December 20th, 2008
My pals Lauren Bacon and Emira Mears, authors of The Boss of You book and blog, ran a Q&A with me this week. I loved that they asked me this question so much that I’m reposting it here. Before you read it, I’d like to point out that Amazon is currently running a deal where you can pick up both my books + Lauren and Emira’s book for just over $30 — in other words, you get all three books for the price of two. To snatch these up and start your year off right, see the Amazon page for My So-Called Freelance Life or The Anti 9-to-5 Guide.
Okay, enough with the Billy Mays impersonation. Here’s the post…
Lauren and Emira ask: We hear from a fair number of freelancers who got into their careers unconsciously — it’s like they woke up one morning and realized they’d become a freelancer, without necessarily planning it that way. What advice would you give someone in that situation?
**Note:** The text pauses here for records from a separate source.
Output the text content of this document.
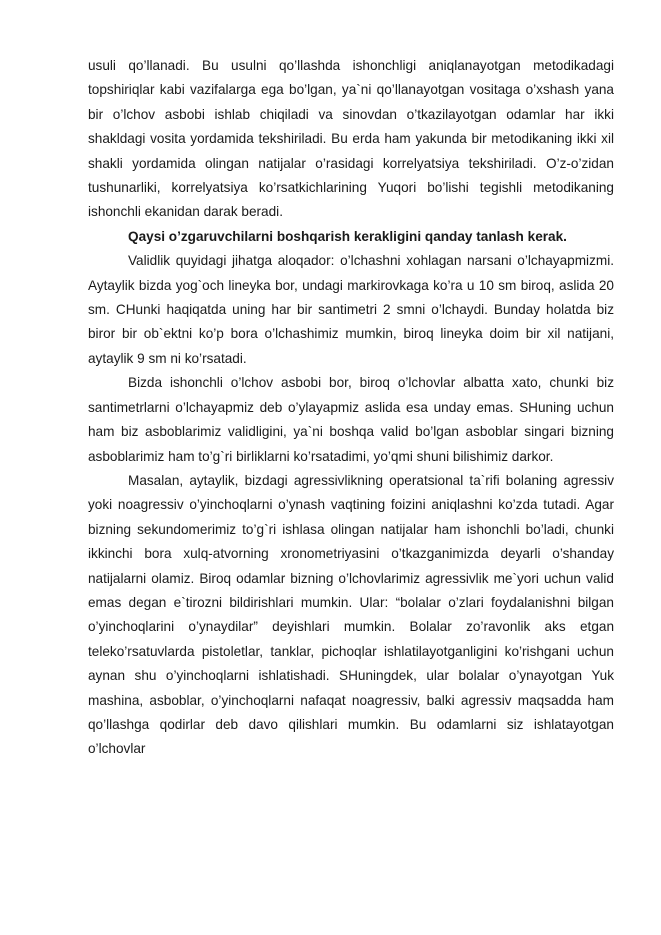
usuli qo’llanadi. Bu usulni qo’llashda ishonchligi aniqlanayotgan metodikadagi topshiriqlar kabi vazifalarga ega bo’lgan, ya`ni qo’llanayotgan vositaga o’xshash yana bir o’lchov asbobi ishlab chiqiladi va sinovdan o’tkazilayotgan odamlar har ikki shakldagi vosita yordamida tekshiriladi. Bu erda ham yakunda bir metodikaning ikki xil shakli yordamida olingan natijalar o’rasidagi korrelyatsiya tekshiriladi. O’z-o’zidan tushunarliki, korrelyatsiya ko’rsatkichlarining Yuqori bo’lishi tegishli metodikaning ishonchli ekanidan darak beradi.

Qaysi o’zgaruvchilarni boshqarish kerakligini qanday tanlash kerak.

Validlik quyidagi jihatga aloqador: o’lchashni xohlagan narsani o’lchayapmizmi. Aytaylik bizda yog`och lineyka bor, undagi markirovkaga ko’ra u 10 sm biroq, aslida 20 sm. CHunki haqiqatda uning har bir santimetri 2 smni o’lchaydi. Bunday holatda biz biror bir ob`ektni ko’p bora o’lchashimiz mumkin, biroq lineyka doim bir xil natijani, aytaylik 9 sm ni ko’rsatadi.

Bizda ishonchli o’lchov asbobi bor, biroq o’lchovlar albatta xato, chunki biz santimetrlarni o’lchayapmiz deb o’ylayapmiz aslida esa unday emas. SHuning uchun ham biz asboblarimiz validligini, ya`ni boshqa valid bo’lgan asboblar singari bizning asboblarimiz ham to’g`ri birliklarni ko’rsatadimi, yo’qmi shuni bilishimiz darkor.

Masalan, aytaylik, bizdagi agressivlikning operatsional ta`rifi bolaning agressiv yoki noagressiv o’yinchoqlarni o’ynash vaqtining foizini aniqlashni ko’zda tutadi. Agar bizning sekundomerimiz to’g`ri ishlasa olingan natijalar ham ishonchli bo’ladi, chunki ikkinchi bora xulq-atvorning xronometriyasini o’tkazganimizda deyarli o’shanday natijalarni olamiz. Biroq odamlar bizning o’lchovlarimiz agressivlik me`yori uchun valid emas degan e`tirozni bildirishlari mumkin. Ular: “bolalar o’zlari foydalanishni bilgan o’yinchoqlarini o’ynaydilar” deyishlari mumkin. Bolalar zo’ravonlik aks etgan teleko’rsatuvlarda pistoletlar, tanklar, pichoqlar ishlatilayotganligini ko’rishgani uchun aynan shu o’yinchoqlarni ishlatishadi. SHuningdek, ular bolalar o’ynayotgan Yuk mashina, asboblar, o’yinchoqlarni nafaqat noagressiv, balki agressiv maqsadda ham qo’llashga qodirlar deb davo qilishlari mumkin. Bu odamlarni siz ishlatayotgan o’lchovlar
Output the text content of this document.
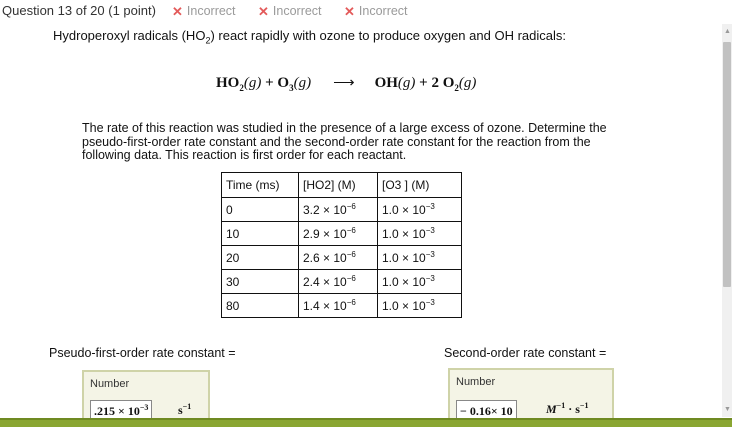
Question 13 of 20 (1 point) ✕ Incorrect ✕ Incorrect ✕ Incorrect
Hydroperoxyl radicals $(HO_2)$ react rapidly with ozone to produce oxygen and OH radicals:
$HO_2(g) + O_3(g)$ ⟶ OH(g) + 2 $O_2(g)$
The rate of this reaction was studied in the presence of a large excess of ozone. Determine the pseudo-first-order rate constant and the second-order rate constant for the reaction from the following data. This reaction is first order for each reactant.
Time (ms)	[HO2] (M)	[O3 ] (M)
0	$3.2 \times 10^{-6}$	$1.0 \times 10^{-3}$
10	$2.9 \times 10^{-6}$	$1.0 \times 10^{-3}$
20	$2.6 \times 10^{-6}$	$1.0 \times 10^{-3}$
30	$2.4 \times 10^{-6}$	$1.0 \times 10^{-3}$
80	$1.4 \times 10^{-6}$	$1.0 \times 10^{-3}$
Pseudo-first-order rate constant =	Second-order rate constant =
Number
$.215 \times 10^{-3}$	$s^{-1}$
Number
− 0.16× 10	$M^{-1} \cdot s^{-1}$
▲
▼
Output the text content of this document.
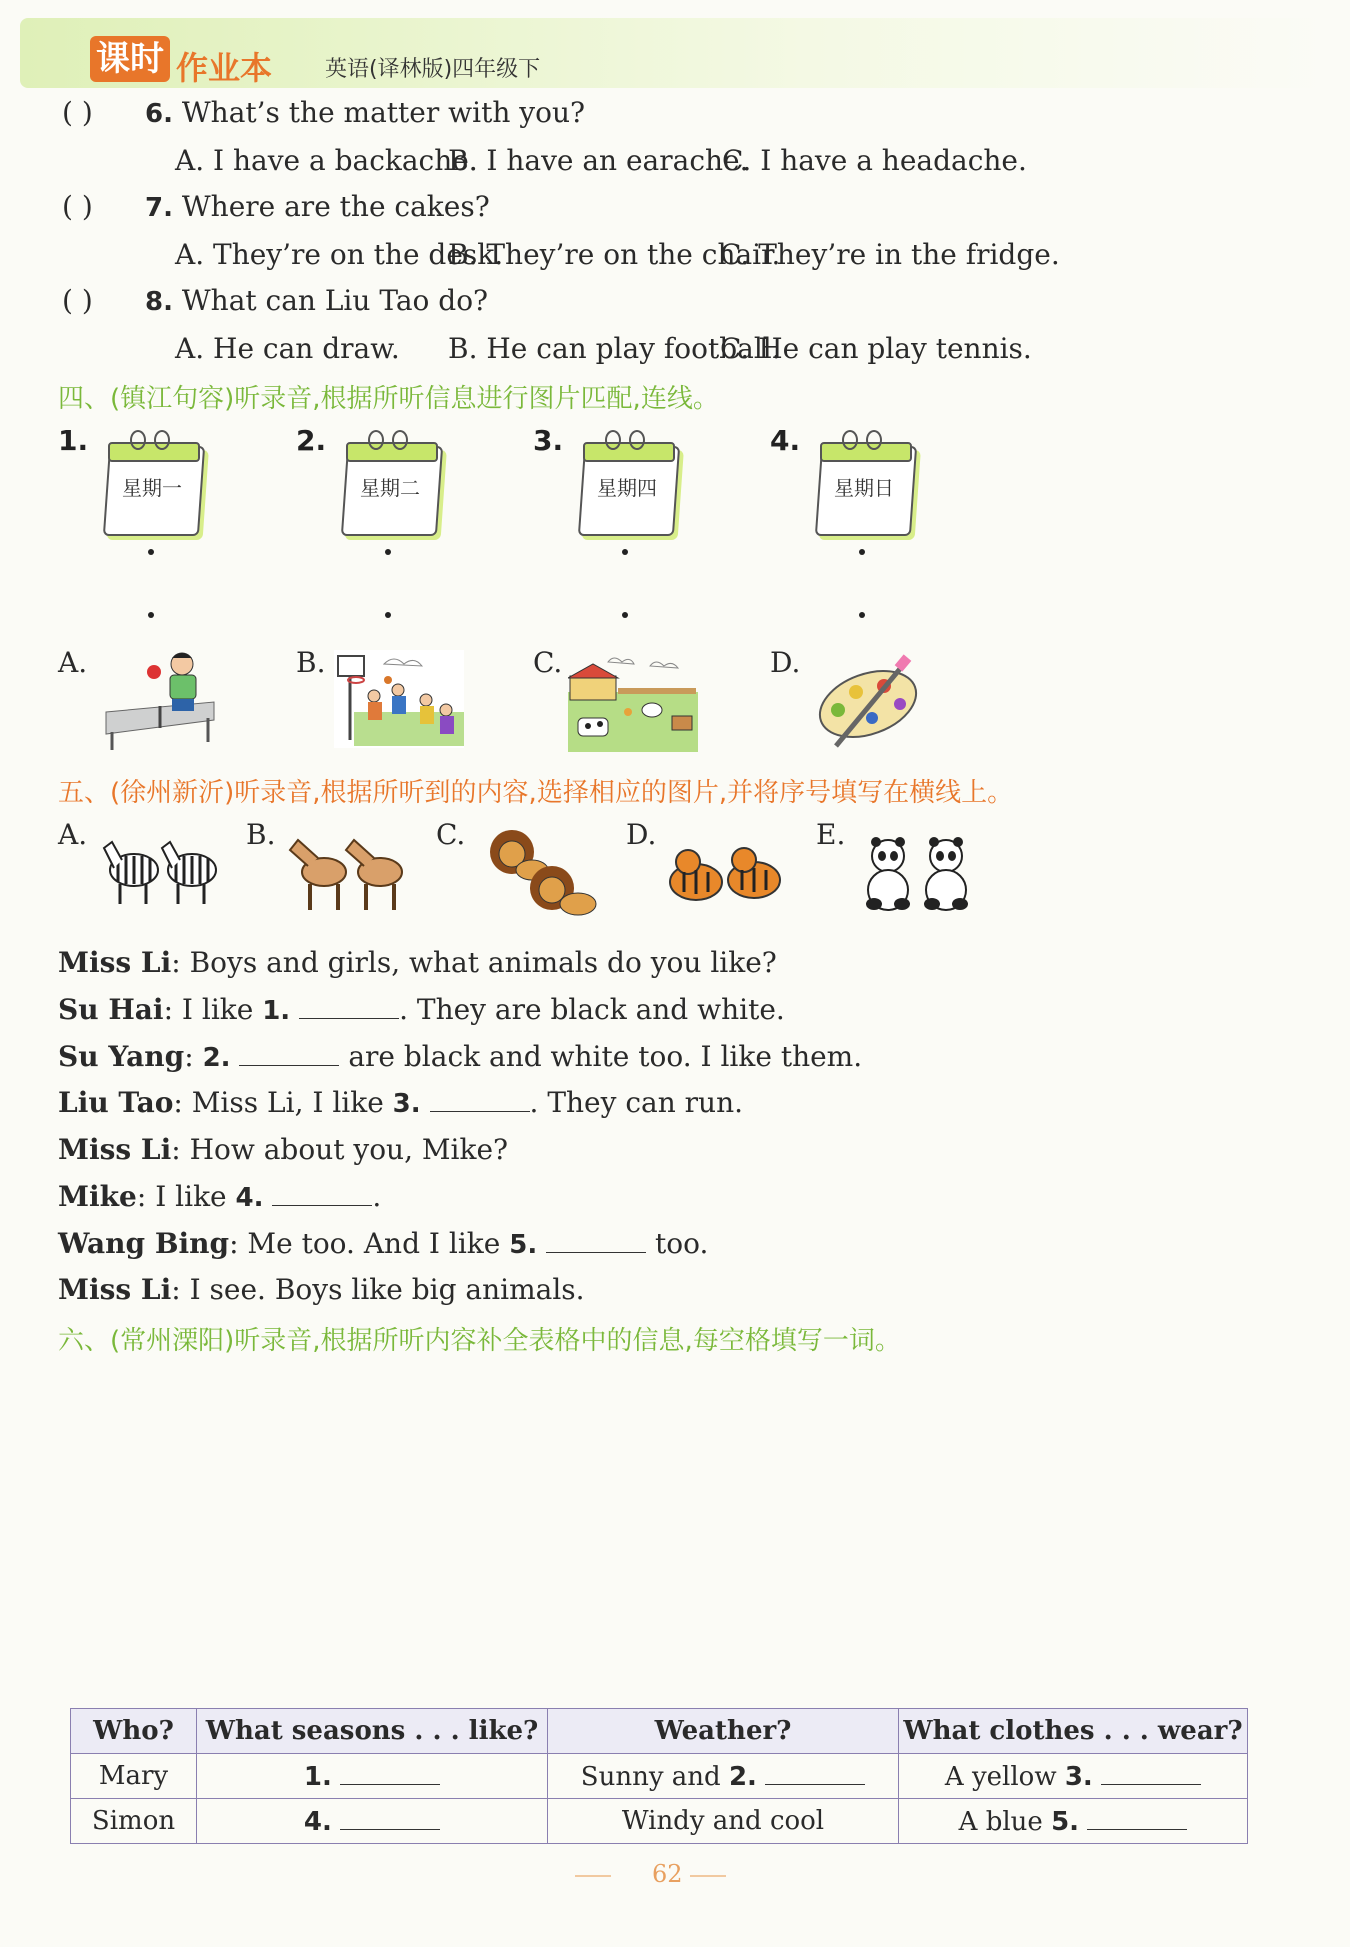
课时 作业本 英语(译林版)四年级下
( ) 6. What’s the matter with you?
A. I have a backache.
B. I have an earache.
C. I have a headache.
( ) 7. Where are the cakes?
A. They’re on the desk.
B. They’re on the chair.
C. They’re in the fridge.
( ) 8. What can Liu Tao do?
A. He can draw. B. He can play football.
C. He can play tennis.
四、(镇江句容)听录音,根据所听信息进行图片匹配,连线。
1.
星期一
2.
星期二
3.
星期四
4.
星期日
A.	B.	C.	D.
五、(徐州新沂)听录音,根据所听到的内容,选择相应的图片,并将序号填写在横线上。
A.	B.	C.	D.	E.
Miss Li: Boys and girls, what animals do you like?
Su Hai: I like 1.	. They are black and white.
Su Yang: 2.	are black and white too. I like them.
Liu Tao: Miss Li, I like 3.	. They can run.
Miss Li: How about you, Mike?
Mike: I like 4.	.
Wang Bing: Me too. And I like 5.	too.
Miss Li: I see. Boys like big animals.
六、(常州溧阳)听录音,根据所听内容补全表格中的信息,每空格填写一词。
Who?	What seasons . . . like?	Weather?	What clothes . . . wear?
Mary	1.	Sunny and 2.	A yellow 3.
Simon	4.	Windy and cool	A blue 5.
62
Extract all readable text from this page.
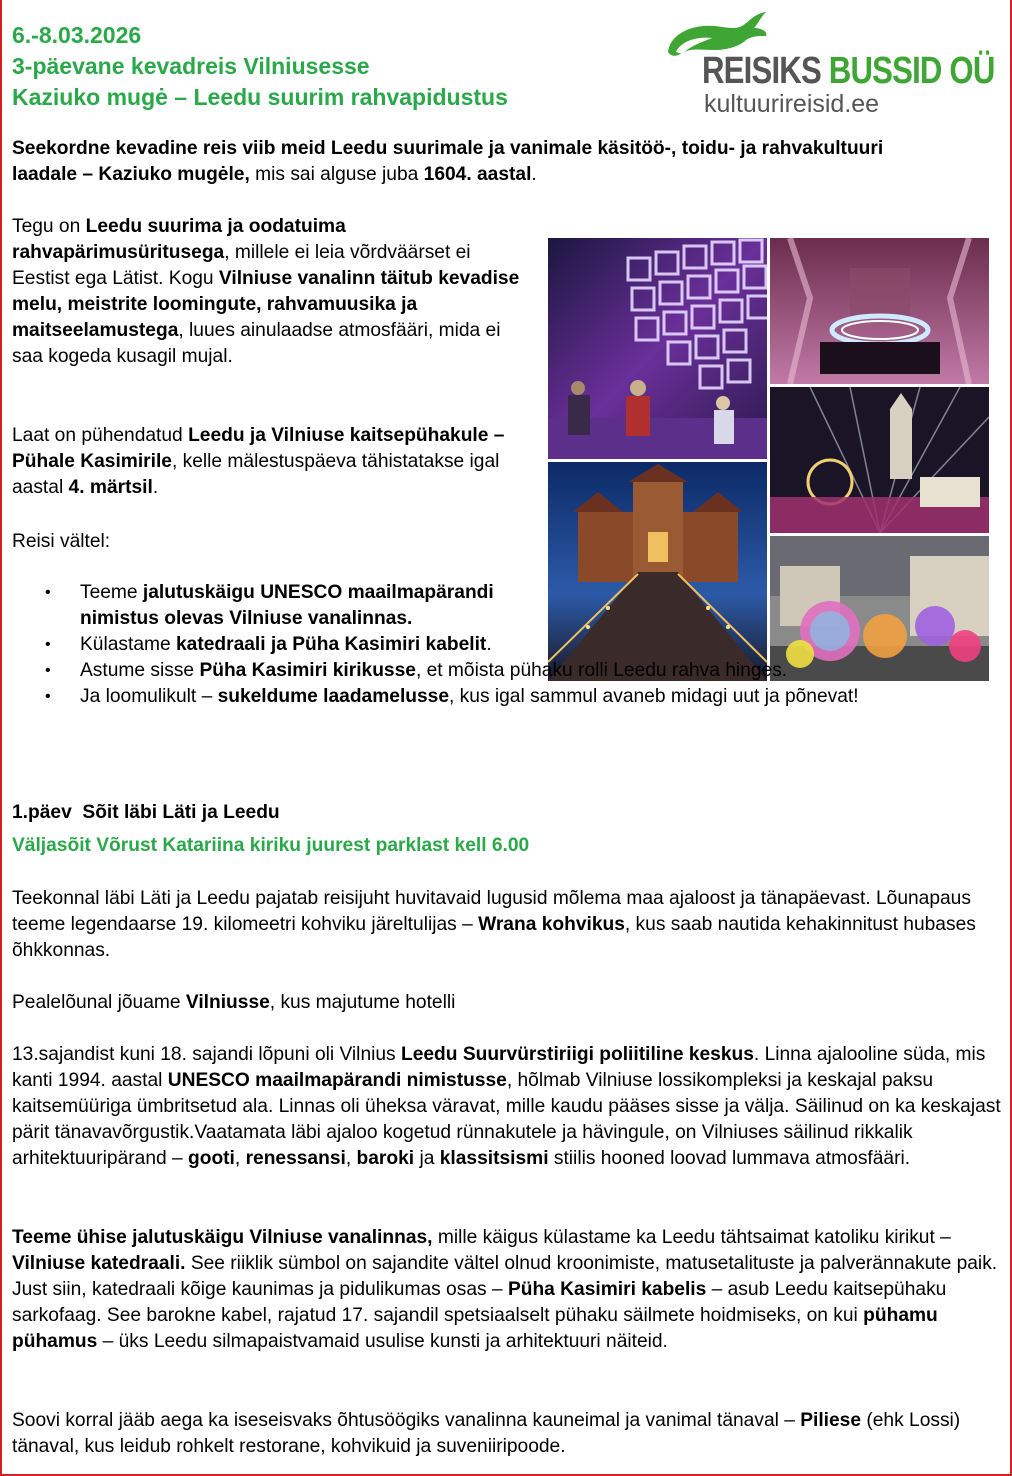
6.-8.03.2026
3-päevane kevadreis Vilniusesse
Kaziuko mugė – Leedu suurim rahvapidustus
REISIKS BUSSID OÜ
kultuurireisid.ee
Seekordne kevadine reis viib meid Leedu suurimale ja vanimale käsitöö-, toidu- ja rahvakultuuri laadale – Kaziuko mugėle, mis sai alguse juba 1604. aastal.
Tegu on Leedu suurima ja oodatuima rahvapärimusüritusega, millele ei leia võrdväärset ei Eestist ega Lätist. Kogu Vilniuse vanalinn täitub kevadise melu, meistrite loomingute, rahvamuusika ja maitseelamustega, luues ainulaadse atmosfääri, mida ei saa kogeda kusagil mujal.
Laat on pühendatud Leedu ja Vilniuse kaitsepühakule – Pühale Kasimirile, kelle mälestuspäeva tähistatakse igal aastal 4. märtsil.
Reisi vältel:
• Teeme jalutuskäigu UNESCO maailmapärandi nimistus olevas Vilniuse vanalinnas.
• Külastame katedraali ja Püha Kasimiri kabelit.
• Astume sisse Püha Kasimiri kirikusse, et mõista pühaku rolli Leedu rahva hinges.
• Ja loomulikult – sukeldume laadamelusse, kus igal sammul avaneb midagi uut ja põnevat!
1.päev  Sõit läbi Läti ja Leedu
Väljasõit Võrust Katariina kiriku juurest parklast kell 6.00
Teekonnal läbi Läti ja Leedu pajatab reisijuht huvitavaid lugusid mõlema maa ajaloost ja tänapäevast. Lõunapaus teeme legendaarse 19. kilomeetri kohviku järeltulijas – Wrana kohvikus, kus saab nautida kehakinnitust hubases õhkkonnas.
Pealelõunal jõuame Vilniusse, kus majutume hotelli
13.sajandist kuni 18. sajandi lõpuni oli Vilnius Leedu Suurvürstiriigi poliitiline keskus. Linna ajalooline süda, mis kanti 1994. aastal UNESCO maailmapärandi nimistusse, hõlmab Vilniuse lossikompleksi ja keskajal paksu kaitsemüüriga ümbritsetud ala. Linnas oli üheksa väravat, mille kaudu pääses sisse ja välja. Säilinud on ka keskajast pärit tänavavõrgustik.Vaatamata läbi ajaloo kogetud rünnakutele ja hävingule, on Vilniuses säilinud rikkalik arhitektuuripärand – gooti, renessansi, baroki ja klassitsismi stiilis hooned loovad lummava atmosfääri.
Teeme ühise jalutuskäigu Vilniuse vanalinnas, mille käigus külastame ka Leedu tähtsaimat katoliku kirikut – Vilniuse katedraali. See riiklik sümbol on sajandite vältel olnud kroonimiste, matusetalituste ja palverännakute paik. Just siin, katedraali kõige kaunimas ja pidulikumas osas – Püha Kasimiri kabelis – asub Leedu kaitsepühaku sarkofaag. See barokne kabel, rajatud 17. sajandil spetsiaalselt pühaku säilmete hoidmiseks, on kui pühamu pühamus – üks Leedu silmapaistvamaid usulise kunsti ja arhitektuuri näiteid.
Soovi korral jääb aega ka iseseisvaks õhtusöögiks vanalinna kauneimal ja vanimal tänaval – Piliese (ehk Lossi) tänaval, kus leidub rohkelt restorane, kohvikuid ja suveniiripoode.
I answer: I agree. So many people find themselves freelancing in the wake of a layoff and before they know it, they’re running a full-fledged business. If you too are an accidental freelancer, take stock of the work you do and the clients you do it for. Are these the types of projects you want to be working on and the types of people and organizations you want to be working with? If not, list the kind of freelance projects that interest you most and the names of at least ten organizations you’d love to work for. Then tap your professional and personal networks to see if you can find a way in. If you need to acquire any additional skills or portfolio samples to make yourself attractive to these organizations, get cracking.
Even if you are happy with your clients and workload, it’s important to revisit your freelancing goals – income, creative milestones, client wish list, and so on — at least once a year. (January is a great time for this.) Get too comfortable and you’ll quickly get bored, burn out, or start to feel like an employee all over again.